En effet, deux possibilités s'offrent à vous : arriver à plat pour répartir au maximum la pression (tel que conseillé par le journal WarMedicine) ou arriver debout, pieds collés, genoux(5) et hanches légèrement repliés (tel que conseillé par la Federal Aviation Agency, et tel qu'effectué par la plupart des survivants). Dans tous les cas, n'atterrissez pas sur la tête ! Si vous choisissez l'arrivée à plat, présentez vous sur le ventre : tant pis pour votre joli minois, mais vous pouvez être sûr que dans le cas contraire vous briserez vos cervicales.
Si vraiment vous ne pouvez pas éviter l'eau (crash au dessus de l'océan par exemple), deux solutions s'offrent à nouveau à vous (bien entendu, disqualifiez l'arrivée horizontale qui vous vaudrait un plat carabiné) : « en bouteille », raide comme un i, ou « en plongeur », les mains tendues, doigts liés pour briser la surface de l'eau et protéger la tête. Si vous choisissez l'arrivée en bâton, pensez à serrer les fesses pour des raisons que vous comprendrez aisément.
Quelle que soit votre surface d'arrivée, conservez le plus longtemps possible la position allongée : elle vous ralentit en dessous de 200km/h, même à la vitesse terminale(6).
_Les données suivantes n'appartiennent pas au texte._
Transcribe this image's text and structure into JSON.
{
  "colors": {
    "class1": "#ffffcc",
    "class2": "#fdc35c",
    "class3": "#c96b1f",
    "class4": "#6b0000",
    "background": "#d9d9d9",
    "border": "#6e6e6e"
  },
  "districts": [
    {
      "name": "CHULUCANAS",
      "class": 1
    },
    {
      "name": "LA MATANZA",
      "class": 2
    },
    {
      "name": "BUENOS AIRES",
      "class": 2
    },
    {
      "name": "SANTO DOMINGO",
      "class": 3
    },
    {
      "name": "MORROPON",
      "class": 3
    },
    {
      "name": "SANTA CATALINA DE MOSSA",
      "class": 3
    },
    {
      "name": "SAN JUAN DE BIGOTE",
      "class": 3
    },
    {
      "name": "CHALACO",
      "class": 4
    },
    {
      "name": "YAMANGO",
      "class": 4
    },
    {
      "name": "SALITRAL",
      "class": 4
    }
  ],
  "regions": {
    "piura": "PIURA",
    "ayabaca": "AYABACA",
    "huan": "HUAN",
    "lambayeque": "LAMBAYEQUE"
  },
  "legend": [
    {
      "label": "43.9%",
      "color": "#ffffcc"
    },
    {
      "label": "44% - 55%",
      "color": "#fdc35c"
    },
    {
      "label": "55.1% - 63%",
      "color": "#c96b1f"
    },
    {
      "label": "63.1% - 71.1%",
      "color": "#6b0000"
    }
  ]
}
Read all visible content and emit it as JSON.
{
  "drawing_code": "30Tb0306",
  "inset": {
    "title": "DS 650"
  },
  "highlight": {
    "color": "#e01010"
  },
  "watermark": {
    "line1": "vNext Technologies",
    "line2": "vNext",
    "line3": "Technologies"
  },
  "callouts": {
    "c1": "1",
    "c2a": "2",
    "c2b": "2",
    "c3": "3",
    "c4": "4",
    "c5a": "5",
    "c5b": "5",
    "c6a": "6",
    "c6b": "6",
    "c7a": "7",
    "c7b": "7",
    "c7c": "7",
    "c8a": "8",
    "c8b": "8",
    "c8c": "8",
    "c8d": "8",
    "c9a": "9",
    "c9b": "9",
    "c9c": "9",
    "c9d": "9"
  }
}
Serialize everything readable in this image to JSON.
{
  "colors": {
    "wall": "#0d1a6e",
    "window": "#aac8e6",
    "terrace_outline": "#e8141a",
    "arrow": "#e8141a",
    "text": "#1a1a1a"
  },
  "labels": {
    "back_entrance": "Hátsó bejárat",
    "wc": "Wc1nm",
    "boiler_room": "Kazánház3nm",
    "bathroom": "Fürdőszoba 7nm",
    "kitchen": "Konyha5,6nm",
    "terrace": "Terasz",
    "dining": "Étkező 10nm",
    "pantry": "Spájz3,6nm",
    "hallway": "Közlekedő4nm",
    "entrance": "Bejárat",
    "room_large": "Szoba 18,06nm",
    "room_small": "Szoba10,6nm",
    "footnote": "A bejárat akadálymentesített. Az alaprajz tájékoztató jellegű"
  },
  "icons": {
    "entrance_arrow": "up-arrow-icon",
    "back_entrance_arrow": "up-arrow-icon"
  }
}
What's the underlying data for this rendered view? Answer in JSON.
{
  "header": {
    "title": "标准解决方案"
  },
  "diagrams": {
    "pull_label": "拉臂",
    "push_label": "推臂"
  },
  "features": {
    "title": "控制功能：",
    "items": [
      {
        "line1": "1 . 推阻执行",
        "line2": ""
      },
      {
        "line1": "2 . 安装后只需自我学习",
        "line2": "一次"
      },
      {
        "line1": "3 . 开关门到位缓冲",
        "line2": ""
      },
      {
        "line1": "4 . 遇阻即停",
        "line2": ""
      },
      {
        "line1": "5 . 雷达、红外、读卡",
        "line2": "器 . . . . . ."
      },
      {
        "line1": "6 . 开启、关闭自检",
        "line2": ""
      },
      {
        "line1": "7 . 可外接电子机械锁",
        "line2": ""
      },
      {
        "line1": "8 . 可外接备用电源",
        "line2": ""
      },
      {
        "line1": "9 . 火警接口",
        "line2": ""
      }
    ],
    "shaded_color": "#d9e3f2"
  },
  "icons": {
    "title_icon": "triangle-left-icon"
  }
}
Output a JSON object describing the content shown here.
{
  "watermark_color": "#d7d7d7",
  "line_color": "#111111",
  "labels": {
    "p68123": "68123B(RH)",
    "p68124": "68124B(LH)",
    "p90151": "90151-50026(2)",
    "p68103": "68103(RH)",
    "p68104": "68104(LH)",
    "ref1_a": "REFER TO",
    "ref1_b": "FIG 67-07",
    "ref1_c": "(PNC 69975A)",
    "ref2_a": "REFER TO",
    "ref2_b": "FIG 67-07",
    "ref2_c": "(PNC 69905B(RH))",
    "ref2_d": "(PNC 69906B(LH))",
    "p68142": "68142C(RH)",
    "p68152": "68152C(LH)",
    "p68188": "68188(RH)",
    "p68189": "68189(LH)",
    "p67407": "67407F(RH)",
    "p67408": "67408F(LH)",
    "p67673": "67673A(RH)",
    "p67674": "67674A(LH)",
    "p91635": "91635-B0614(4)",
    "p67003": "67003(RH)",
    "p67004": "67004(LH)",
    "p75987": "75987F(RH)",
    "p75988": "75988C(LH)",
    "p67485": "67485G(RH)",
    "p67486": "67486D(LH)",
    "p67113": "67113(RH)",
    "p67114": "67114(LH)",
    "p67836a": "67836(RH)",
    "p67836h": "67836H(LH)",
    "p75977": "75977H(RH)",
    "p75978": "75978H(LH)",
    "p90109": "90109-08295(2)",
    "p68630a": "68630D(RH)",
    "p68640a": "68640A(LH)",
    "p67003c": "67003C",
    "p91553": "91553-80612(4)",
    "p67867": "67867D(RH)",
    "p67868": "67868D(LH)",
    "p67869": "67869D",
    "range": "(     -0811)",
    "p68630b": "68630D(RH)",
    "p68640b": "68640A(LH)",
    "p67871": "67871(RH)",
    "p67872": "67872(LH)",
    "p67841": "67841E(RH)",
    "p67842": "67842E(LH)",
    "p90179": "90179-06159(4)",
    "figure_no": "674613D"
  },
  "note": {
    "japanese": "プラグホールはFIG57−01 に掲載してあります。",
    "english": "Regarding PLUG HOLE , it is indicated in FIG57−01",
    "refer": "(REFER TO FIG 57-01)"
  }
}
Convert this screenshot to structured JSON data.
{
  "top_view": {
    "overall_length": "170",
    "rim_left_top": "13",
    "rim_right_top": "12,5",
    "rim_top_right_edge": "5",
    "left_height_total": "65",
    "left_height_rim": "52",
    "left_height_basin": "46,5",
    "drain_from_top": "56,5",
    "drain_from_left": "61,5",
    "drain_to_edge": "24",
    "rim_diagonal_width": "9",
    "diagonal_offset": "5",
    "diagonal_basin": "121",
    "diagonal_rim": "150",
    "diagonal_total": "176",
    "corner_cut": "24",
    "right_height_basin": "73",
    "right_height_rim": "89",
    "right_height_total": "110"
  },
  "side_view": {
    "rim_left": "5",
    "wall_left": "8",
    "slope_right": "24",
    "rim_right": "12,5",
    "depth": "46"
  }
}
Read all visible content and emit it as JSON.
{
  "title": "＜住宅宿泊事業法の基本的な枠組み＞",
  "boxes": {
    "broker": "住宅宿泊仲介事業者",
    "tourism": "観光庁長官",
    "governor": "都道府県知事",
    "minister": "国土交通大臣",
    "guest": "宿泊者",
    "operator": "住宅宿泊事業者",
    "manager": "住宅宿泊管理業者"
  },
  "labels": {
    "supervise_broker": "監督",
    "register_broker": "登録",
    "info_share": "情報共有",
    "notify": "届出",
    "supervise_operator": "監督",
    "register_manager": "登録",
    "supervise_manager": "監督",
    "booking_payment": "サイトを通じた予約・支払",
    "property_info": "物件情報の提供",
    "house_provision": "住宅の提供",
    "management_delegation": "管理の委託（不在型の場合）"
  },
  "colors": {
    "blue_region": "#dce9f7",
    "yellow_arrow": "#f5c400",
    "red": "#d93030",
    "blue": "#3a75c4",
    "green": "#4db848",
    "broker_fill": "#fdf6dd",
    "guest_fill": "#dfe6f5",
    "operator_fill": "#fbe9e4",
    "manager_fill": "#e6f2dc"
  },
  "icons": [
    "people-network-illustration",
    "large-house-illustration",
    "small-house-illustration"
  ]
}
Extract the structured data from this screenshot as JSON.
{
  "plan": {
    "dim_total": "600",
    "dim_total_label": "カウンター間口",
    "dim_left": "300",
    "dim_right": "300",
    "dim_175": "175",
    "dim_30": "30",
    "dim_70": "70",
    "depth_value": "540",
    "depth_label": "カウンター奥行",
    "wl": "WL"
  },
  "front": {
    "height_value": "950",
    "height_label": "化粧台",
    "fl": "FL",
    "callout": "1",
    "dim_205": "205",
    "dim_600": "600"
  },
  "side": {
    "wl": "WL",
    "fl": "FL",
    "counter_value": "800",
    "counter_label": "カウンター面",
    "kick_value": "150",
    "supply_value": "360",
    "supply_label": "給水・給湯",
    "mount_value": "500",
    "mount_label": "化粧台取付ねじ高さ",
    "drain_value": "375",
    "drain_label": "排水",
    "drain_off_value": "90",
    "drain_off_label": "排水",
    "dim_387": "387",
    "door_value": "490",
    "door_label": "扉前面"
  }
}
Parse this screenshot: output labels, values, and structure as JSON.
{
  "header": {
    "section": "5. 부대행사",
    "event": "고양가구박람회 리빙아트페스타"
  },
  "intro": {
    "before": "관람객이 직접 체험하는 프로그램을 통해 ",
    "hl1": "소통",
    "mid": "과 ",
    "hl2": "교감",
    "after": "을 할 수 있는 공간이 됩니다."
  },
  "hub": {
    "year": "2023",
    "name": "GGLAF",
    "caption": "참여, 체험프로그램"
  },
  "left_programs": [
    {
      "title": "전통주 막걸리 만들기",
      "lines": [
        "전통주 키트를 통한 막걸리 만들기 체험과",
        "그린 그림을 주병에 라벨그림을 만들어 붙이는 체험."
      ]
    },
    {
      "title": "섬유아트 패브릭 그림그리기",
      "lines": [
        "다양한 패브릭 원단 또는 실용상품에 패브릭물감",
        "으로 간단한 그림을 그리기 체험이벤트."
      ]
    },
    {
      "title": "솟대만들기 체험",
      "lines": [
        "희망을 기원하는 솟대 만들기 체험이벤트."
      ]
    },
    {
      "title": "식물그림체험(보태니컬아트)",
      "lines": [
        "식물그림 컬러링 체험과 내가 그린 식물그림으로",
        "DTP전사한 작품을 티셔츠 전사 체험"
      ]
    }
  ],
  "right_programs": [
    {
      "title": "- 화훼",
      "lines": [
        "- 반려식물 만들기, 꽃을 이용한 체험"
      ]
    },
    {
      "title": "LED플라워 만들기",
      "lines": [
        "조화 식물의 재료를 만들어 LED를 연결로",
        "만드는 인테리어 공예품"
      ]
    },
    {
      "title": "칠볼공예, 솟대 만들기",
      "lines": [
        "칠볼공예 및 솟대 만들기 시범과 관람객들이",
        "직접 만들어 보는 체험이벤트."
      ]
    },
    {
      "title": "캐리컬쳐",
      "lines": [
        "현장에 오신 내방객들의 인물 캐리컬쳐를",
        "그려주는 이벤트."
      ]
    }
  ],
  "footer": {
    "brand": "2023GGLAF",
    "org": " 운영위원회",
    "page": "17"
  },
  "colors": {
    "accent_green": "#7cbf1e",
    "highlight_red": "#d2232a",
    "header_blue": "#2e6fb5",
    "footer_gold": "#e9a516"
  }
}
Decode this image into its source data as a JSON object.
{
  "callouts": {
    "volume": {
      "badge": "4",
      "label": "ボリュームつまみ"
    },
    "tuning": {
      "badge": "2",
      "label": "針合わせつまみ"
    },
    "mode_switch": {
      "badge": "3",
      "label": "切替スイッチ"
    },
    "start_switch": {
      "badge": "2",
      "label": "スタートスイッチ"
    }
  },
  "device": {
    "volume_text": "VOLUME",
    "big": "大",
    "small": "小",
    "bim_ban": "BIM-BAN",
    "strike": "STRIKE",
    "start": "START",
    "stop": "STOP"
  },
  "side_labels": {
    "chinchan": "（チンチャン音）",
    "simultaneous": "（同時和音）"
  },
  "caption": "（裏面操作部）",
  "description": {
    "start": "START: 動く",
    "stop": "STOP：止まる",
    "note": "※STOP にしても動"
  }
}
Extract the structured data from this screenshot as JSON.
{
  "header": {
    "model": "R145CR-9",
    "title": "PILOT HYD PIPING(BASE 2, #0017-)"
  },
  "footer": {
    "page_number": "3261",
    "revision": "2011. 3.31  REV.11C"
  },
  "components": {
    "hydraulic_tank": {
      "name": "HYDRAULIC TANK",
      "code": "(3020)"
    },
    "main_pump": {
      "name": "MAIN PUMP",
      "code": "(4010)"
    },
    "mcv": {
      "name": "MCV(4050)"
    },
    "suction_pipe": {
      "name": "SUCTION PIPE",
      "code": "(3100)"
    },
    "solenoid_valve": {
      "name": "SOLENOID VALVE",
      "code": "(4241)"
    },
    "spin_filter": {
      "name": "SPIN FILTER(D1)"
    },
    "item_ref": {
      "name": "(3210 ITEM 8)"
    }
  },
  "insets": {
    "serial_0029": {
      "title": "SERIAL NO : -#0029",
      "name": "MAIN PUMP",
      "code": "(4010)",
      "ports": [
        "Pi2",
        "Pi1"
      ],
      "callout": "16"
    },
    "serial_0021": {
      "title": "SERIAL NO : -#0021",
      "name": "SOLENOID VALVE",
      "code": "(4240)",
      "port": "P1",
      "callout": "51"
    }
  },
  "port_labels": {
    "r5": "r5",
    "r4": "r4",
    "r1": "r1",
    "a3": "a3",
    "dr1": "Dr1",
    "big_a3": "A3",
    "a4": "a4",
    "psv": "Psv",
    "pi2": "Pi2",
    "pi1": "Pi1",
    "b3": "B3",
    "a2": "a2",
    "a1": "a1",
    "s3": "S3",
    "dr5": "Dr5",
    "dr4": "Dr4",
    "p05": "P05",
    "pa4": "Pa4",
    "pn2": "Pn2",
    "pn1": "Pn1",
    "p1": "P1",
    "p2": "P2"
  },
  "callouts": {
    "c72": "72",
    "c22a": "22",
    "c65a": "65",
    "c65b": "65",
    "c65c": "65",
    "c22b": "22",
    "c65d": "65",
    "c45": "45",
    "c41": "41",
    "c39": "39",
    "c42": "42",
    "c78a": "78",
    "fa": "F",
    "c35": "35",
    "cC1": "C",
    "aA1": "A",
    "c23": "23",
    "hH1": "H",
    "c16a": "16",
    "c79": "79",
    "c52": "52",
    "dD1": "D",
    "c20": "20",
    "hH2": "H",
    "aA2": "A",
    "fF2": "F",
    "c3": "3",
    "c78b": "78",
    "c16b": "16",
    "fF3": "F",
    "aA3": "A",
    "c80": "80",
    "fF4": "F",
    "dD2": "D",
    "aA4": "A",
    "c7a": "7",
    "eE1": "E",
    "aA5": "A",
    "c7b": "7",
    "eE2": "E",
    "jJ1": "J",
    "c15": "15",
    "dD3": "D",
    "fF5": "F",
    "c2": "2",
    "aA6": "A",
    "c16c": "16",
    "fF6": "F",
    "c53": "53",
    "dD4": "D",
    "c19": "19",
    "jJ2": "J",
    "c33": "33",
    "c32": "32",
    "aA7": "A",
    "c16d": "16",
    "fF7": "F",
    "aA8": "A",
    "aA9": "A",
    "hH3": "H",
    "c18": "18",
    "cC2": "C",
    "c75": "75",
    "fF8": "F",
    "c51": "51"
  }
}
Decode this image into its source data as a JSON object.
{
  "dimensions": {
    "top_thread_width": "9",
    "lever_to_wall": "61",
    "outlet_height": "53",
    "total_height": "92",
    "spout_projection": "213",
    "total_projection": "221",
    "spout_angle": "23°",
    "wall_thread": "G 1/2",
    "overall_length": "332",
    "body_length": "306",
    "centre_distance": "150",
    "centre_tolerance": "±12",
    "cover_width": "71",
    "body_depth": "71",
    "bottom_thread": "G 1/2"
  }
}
À tout moment, ne vous laissez pas atteindre par le découragement : votre état d'esprit reste extrêmement important. Pensez que la limite mortelle pour une chute n'est que de 10m ! Et encore, eux n'ont pas le temps d'admirer le paysage ou de préparer leur atterrissage comme vous pouvez le faire. Haut les cœurs, tout n'est pas fini ! Sur les milliers de personnes dans votre situation, 42 personnes sont connues pour avoir survécu(7). Pourquoi déprimer ?

De toute façon, il n'est maintenant plus temps de réfléchir ; lire cet article a fait passer agréablement le temps, mais il faut maintenant passer aux choses sérieuses. Prenez votre position et priez.

Impact.

Toujours là ? Mauvaise nouvelle, ce n'est pas fini : considérant votre force d'arrivée, un rebond est à prévoir. Une nouvelle fois, protégez votre tête : ce serait bête de mourir après avoir survécu au gros choc !
Enfin, prévenez rapidement un médecin : l'adrénaline accumulée pendant ces deux minutes infernales vous empêchera de ressentir une quelconque douleur mais vous avez selon toutes probabilités des fractures et des hémorragies internes.
Vous êtes en mer ou perdu loin de toute civilisation, incapable d'appeler au secours ? C'est vraiment dommage. Mais c'est ici que s'arrête cet article.


  1. (1) Théoriquement impossible, les portes s'ouvrant vers l'extérieur. En revanche, si quelqu'un répandait du mercure
  2. (2) Totalement impossible : l'idée que les toilettes des avions retombent directement sur Terre est une légende urbaine tenace.
  3. (3) « Quoi ! Mais tu as dit qu'il ne fallait jamais sauter à travers une verrière ! » C'est tout à fait exact. Mais ici, il ne s'agit pas de sauter, mais de tomber : conservons le sens des priorités.
  4. (4) Maigre consolation : contrairement au béton, personne ne pourra voir votre corps réduit à l'état de peinture 2D, puisqu'il disparaîtra englouti par les flots.
  5. (5) Le simple fait de plier les genoux diminue la force d'impact par 36.
  6. (6) Contrairement à des croyances bien répandues, votre vitesse ne va pas toujours croissante : elle grandira rapidement au début pour finalement atteindre un maximum au-delà de laquelle les frottements compenseront l'accélération de la gravité. Cette vitesse terminale est très rapidement atteinte, en à peine une quinzaine de secondes.
  7. (7) Et encore. Sur ces 42 personnes, 31 ont survécu parce qu'elles se sont entourés de débris (sièges, cadavres, débris d'avion…) ralentissant ainsi leur chute et absorbant en partie l'énergie du choc.